Easter Girls is fourth group of Kamen Joshi, formed in Osaka. The group imagines an Easter festival. Easter Girls' songs incorporate sounds from Ska Rock.

On January 15, 2023, Easter Girls went on an indefinite hiatus. All members except Kirari Mitsuki (美月きらり) have left the agency.

Kirari Mitsuki (美月きらり) has been active as a member of Shinsekai Hero since March 25, 2023.

- Saria Sēra (星流さりあ) (ja)
- Hanon Nakamura (中村波音)
- Makoto Tachibana (橘真琴)
- Kokoro Seguchi (瀬口こころ)
- Narumi Akatsuki (暁成実)
- Kirari Mitsuki (美月きらり)

===Slime Girls (スライムガールズ)===
The group called Slime Girls is not an individual musical unit but rather a group of new entrees into Kamen Joshi not yet deemed capable enough to participate in the regular performances. They sometimes open for the regular group. The name likely refers to Slimes, the first monsters a player encounters in games like Dragon Quest and some versions of Final Fantasy and The Legend of Zelda.

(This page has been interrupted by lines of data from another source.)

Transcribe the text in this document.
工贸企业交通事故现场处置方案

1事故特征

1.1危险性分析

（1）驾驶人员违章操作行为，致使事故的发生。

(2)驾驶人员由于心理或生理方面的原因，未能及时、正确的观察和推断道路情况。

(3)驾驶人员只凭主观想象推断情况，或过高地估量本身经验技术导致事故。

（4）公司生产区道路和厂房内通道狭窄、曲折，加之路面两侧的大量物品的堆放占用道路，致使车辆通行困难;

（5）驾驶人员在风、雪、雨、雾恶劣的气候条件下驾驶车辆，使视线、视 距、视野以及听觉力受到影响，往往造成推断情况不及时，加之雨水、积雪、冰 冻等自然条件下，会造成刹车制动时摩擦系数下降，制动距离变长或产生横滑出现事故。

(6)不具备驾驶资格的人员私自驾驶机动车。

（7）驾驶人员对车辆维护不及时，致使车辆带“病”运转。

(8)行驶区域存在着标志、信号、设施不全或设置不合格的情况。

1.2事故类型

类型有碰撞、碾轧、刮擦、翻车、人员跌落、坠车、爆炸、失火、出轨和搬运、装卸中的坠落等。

Slimes have therefore become a cultural icon in Japan representing low level or beginner tasks.

=== Former members ===

- Jun Amaki (graduated 2015)
- Erina Kamiya (graduated 2018)
- Nanaka Kawamura (graduated 2021)

==Discography==

===Singles===

| Release date | Title | Oricon Ranking |
|---|---|---|
| March 6, 2013 | "Kamen Joshi" | 13 |
| December 11, 2013 | "Mousou Nikki" | 4 |
| January 1, 2015 | "Genkidane" | 1 |
| January 3, 2017 | "Kamen Tairiku ~Personia~/ISUMI ~Shikisai no Machi de~" | 2 |

===Albums===

| Release date | Title | Oricon Ranking |
|---|---|---|
| June 2, 2021 | "Mask a Raid" | 11 |

===DVDs===

| Release date | Title | Oricon Ranking |
|---|---|---|
| April 20, 2016 | "Kamen Joshi One-Man Live Chikyu no Oheso in Saitama Super Arena" | 13 |

==Donald Trump video==
During the 2016 United States presidential election campaigning period, Kamen Joshi released a video voicing their support of Donald Trump, with a disclaimer stating that the video is only "entertainment", and "does not represent the political thoughts and beliefs of the members and their affiliated offices."